By this time I had been sitting at the belay in shorts for over half an hour, and since it
was starting to get cold I asked if Benoit could bring up my sweats (he planned to meet us
at the top anyway). Rob was leading through on a nice 5.5 dihedral when I saw Benoit
poking his head around the side of my ledge. He had managed to climb up an easier way from
the side, but couldn't quite reach the ledge because of a large bulge. I was a bit worried
about him falling off, partly because I had been in a similar situation a few weeks before
at Monument Mountain in Western Mass. When I heard Benoit say he was stuck, couldn't
downclimb, and was going to try to climb up, I quickly yelled for him to stay put, that we
would be finished in a couple minutes, and would drop him a rope. I would have given
anything for a rope to help me out back at Monument Mountain. Luckily, Benoit did not
ignore my advice, and I was able to finish the route, set up a belay with Rob above him,
and bring him to safety.
After a lunch of bread, cheese, and gorp, Benoit and I scrambled up to the top of the
cliff to set up a long toprope. The view from the top of Crow Hill is really quite
beautiful, with glistening lakes and deep green forests stretching across the hills toward
Wachusett Mountain, which still had some left-over manmade snow on its slopes. From
cliffside, looking down is dizzying, and I could only do it by lying down and peeking
over. The height was a little more than 25 meters, which wouldn't seem all that high
except for the overhang. We tied two ropes together and anchored off of two trees, and,
after checking and triple-checking everything, I rappelled into thin air. The biner was so
hot afterward that I burned myself on a freshly skinned part of my hand. Ouch!
With a huge toprope now set up, I started climbing, belayed by Rob. Because of the
overhang, I was worried that I wouldn't be able to get back to the rock if I peeled. The
crack I was climbing was rated 5.8, but it wasn't nearly so bad as the first one, and I
stayed on the wall for the most part. I even did a few hand and fist jams, which were
remarkably unpainful. The middle and upper sections of the route were a regular
slime-fest, with water dripping from above and green and brown muck underfoot.
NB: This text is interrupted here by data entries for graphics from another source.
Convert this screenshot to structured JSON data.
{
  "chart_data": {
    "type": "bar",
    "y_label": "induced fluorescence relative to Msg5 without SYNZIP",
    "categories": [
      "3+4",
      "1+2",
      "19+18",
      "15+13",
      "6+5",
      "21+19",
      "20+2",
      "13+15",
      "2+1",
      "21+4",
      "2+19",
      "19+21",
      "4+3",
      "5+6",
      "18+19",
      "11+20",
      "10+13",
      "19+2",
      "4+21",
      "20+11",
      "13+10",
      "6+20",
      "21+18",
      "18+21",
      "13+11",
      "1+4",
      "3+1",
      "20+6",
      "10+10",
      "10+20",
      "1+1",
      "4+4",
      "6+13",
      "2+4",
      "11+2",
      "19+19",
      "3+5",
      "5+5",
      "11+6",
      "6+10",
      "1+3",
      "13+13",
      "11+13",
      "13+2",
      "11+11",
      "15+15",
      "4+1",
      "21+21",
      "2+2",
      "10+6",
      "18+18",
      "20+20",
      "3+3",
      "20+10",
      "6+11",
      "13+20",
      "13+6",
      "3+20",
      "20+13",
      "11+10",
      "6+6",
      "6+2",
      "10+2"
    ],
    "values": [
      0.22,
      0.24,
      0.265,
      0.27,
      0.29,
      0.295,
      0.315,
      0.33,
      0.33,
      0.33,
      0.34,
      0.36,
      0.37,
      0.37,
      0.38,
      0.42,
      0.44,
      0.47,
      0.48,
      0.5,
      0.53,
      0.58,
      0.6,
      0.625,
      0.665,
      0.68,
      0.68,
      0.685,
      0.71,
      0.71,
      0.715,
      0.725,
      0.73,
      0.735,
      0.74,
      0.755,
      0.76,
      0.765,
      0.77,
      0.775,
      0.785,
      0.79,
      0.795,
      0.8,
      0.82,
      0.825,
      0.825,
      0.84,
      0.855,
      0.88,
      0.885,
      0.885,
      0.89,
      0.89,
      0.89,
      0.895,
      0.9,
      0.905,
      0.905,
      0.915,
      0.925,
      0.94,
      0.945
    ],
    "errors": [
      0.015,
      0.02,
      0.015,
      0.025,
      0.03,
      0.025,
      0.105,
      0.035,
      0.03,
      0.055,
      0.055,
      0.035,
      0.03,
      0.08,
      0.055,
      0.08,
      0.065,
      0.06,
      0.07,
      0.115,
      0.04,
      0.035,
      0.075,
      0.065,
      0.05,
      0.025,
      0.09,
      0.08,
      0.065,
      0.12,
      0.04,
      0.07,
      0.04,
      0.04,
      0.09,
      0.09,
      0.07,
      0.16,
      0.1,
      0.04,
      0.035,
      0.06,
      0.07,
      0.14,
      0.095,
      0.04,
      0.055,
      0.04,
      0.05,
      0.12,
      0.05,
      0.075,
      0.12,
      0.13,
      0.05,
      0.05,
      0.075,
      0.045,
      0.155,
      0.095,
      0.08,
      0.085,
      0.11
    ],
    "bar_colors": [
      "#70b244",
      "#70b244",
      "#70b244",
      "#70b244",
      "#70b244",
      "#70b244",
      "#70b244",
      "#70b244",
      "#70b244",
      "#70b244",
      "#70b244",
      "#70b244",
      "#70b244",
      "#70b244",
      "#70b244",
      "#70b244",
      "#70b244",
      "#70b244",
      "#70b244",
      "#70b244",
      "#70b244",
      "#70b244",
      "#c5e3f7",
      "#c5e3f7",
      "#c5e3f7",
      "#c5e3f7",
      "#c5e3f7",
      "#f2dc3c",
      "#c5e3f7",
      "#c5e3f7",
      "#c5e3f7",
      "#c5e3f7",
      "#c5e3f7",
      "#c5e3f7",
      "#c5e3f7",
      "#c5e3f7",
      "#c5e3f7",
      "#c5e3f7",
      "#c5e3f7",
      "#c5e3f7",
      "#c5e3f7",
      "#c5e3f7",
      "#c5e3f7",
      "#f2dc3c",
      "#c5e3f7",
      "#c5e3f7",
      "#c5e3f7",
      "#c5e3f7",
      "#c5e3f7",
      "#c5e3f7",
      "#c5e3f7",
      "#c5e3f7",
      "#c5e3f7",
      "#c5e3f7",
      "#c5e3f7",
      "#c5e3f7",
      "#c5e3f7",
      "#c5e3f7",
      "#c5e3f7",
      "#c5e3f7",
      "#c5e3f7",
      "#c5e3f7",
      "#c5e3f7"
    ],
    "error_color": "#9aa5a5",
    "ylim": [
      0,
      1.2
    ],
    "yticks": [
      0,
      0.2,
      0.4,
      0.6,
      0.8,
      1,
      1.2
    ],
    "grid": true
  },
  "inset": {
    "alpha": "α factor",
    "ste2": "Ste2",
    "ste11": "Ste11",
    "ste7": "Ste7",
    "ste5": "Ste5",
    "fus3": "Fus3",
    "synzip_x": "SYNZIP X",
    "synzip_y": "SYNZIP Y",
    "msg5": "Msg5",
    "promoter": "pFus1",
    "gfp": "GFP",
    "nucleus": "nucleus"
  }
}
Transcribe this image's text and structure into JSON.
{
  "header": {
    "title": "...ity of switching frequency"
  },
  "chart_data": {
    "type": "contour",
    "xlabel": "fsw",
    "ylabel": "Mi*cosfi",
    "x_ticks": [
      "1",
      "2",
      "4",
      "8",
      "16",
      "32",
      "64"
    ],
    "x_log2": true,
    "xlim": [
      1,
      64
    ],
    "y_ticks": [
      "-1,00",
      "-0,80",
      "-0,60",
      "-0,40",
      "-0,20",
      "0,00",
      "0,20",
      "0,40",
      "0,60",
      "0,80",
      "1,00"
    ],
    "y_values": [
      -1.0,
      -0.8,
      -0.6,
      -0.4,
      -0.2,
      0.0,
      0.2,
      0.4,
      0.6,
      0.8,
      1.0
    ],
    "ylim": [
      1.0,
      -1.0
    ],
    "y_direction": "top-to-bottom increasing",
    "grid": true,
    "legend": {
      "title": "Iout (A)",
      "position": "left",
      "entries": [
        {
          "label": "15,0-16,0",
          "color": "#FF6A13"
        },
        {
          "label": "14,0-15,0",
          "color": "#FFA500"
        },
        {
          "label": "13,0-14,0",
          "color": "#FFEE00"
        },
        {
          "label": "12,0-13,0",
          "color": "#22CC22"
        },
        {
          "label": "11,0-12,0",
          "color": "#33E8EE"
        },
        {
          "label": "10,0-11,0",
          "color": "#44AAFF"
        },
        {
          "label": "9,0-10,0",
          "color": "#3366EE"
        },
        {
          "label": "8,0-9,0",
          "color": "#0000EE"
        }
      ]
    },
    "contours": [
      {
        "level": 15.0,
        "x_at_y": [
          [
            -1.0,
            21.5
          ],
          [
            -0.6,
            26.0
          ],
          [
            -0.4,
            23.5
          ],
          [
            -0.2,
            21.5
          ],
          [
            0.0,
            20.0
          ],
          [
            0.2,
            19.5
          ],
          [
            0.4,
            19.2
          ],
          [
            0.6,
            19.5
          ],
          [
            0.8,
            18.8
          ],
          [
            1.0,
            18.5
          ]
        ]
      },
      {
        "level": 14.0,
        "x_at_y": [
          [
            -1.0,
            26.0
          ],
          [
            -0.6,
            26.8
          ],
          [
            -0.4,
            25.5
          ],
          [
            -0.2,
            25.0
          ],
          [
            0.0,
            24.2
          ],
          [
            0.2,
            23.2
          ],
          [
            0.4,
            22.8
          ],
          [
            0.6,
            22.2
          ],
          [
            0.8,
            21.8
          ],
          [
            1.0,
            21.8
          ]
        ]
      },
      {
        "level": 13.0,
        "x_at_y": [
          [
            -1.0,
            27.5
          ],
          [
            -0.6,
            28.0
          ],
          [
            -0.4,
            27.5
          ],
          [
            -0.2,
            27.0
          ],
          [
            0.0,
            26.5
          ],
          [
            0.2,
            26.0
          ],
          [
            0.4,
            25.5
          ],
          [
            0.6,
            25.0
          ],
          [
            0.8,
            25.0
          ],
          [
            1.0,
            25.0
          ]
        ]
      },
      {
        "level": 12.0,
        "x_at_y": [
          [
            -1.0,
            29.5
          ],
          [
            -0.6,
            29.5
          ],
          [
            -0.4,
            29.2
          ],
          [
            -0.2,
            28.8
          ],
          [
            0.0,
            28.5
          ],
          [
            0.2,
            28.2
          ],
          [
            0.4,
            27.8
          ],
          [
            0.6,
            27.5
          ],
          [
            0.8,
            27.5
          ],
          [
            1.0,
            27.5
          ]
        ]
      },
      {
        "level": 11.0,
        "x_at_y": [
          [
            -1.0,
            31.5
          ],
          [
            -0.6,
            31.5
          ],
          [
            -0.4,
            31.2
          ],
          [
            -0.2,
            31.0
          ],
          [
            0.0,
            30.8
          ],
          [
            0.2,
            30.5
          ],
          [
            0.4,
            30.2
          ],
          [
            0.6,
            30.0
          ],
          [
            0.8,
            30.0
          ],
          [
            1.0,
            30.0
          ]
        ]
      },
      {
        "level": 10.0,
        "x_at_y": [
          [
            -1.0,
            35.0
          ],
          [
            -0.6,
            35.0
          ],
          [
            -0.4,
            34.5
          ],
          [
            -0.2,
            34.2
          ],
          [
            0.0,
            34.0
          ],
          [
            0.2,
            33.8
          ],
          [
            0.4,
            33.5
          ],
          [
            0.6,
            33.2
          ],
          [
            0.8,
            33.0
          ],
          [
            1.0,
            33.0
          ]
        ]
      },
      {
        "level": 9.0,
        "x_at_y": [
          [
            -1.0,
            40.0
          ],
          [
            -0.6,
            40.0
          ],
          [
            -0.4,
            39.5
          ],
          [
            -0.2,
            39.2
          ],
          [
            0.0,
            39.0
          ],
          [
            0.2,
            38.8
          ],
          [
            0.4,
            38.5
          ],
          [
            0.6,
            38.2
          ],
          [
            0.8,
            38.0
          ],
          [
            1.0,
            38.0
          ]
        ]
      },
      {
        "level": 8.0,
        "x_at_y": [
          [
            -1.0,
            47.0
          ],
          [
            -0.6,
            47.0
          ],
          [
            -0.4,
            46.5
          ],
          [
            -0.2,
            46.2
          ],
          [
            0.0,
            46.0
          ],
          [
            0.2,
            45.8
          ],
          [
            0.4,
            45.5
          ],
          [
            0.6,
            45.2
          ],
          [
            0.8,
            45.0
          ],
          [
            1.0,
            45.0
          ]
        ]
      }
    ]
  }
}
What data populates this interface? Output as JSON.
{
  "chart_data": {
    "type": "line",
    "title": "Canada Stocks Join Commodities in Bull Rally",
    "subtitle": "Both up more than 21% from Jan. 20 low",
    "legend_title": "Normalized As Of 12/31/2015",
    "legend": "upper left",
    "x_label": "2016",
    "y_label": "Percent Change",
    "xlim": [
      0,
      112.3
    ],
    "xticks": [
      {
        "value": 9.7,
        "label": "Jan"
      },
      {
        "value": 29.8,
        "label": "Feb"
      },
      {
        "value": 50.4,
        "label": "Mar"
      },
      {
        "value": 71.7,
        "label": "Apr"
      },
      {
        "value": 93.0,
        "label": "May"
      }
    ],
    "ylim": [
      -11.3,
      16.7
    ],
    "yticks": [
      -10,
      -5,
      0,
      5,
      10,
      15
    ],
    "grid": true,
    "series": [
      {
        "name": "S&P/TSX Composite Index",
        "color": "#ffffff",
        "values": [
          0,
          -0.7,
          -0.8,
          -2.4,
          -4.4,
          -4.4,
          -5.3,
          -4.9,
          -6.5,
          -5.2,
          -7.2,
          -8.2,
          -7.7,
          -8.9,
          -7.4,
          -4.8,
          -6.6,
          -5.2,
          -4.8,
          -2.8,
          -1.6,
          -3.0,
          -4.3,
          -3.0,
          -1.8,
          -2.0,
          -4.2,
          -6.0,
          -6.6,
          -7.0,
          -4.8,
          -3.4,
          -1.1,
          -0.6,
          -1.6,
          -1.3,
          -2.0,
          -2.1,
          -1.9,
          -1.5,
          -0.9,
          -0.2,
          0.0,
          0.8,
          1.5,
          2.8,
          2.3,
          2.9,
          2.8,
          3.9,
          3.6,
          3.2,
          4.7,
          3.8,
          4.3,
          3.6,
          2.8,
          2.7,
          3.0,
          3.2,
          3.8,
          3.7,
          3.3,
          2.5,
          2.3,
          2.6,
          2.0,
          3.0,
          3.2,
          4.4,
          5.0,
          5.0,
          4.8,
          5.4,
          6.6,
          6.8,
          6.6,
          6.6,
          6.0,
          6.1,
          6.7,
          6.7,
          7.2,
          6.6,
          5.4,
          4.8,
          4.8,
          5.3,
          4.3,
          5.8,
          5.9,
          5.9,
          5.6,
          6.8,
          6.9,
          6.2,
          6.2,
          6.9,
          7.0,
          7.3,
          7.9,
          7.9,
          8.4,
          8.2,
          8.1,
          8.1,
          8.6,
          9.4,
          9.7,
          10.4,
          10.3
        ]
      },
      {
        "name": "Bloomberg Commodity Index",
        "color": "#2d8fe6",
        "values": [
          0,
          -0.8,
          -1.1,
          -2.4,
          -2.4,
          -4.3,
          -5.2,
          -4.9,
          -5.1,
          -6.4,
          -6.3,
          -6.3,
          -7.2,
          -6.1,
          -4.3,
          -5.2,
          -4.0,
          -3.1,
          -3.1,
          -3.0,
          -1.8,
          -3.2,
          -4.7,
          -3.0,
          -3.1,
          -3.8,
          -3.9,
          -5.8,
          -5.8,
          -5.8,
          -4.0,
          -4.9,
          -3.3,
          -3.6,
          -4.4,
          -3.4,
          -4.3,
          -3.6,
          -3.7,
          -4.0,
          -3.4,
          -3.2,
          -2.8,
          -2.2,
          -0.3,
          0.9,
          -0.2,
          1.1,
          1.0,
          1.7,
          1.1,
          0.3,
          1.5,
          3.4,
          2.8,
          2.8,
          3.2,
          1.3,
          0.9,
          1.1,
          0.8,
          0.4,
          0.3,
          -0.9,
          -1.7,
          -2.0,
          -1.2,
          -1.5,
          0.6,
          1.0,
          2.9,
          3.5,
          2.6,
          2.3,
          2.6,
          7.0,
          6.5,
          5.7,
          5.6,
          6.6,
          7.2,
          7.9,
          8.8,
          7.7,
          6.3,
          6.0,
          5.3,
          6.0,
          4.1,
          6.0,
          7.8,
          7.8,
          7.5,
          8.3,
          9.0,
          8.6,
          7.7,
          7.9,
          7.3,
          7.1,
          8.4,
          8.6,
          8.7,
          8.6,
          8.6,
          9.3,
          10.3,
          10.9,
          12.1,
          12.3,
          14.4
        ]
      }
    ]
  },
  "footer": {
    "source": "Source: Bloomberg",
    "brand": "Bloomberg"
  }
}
I tried to
get through the otherwise easy climbing without getting too much slime on my shoes.
Ultimately, I couldn't finish the route because of its deplorable condition, but vowed to
return when it's drier. I did come off a couple times up there, though, and had some
exciting pendulums of 25 or 30 feet.
After I lowered, Rob repeated the route, and on his way down traversed right to see if he
could reach a beautiful belay anchor, complete with chains, that was halfway up the face
on a nice ledge. He was able to get there with some tenuous downclimbing while looking at
a monstrous pendulum, and threaded the rope through the anchor to set up a toprope for
some 5.9 face variations below. These proved to be quite a lot of fun, and I did three
different routes on the face, all involving climbing over an initial bulge, then carefully
working my way up on little rounded nubbins.
All told, a good day of climbing was had by all, and my ancient car even made it all the
way home without moaning, groaning, or otherwise giving us any trouble.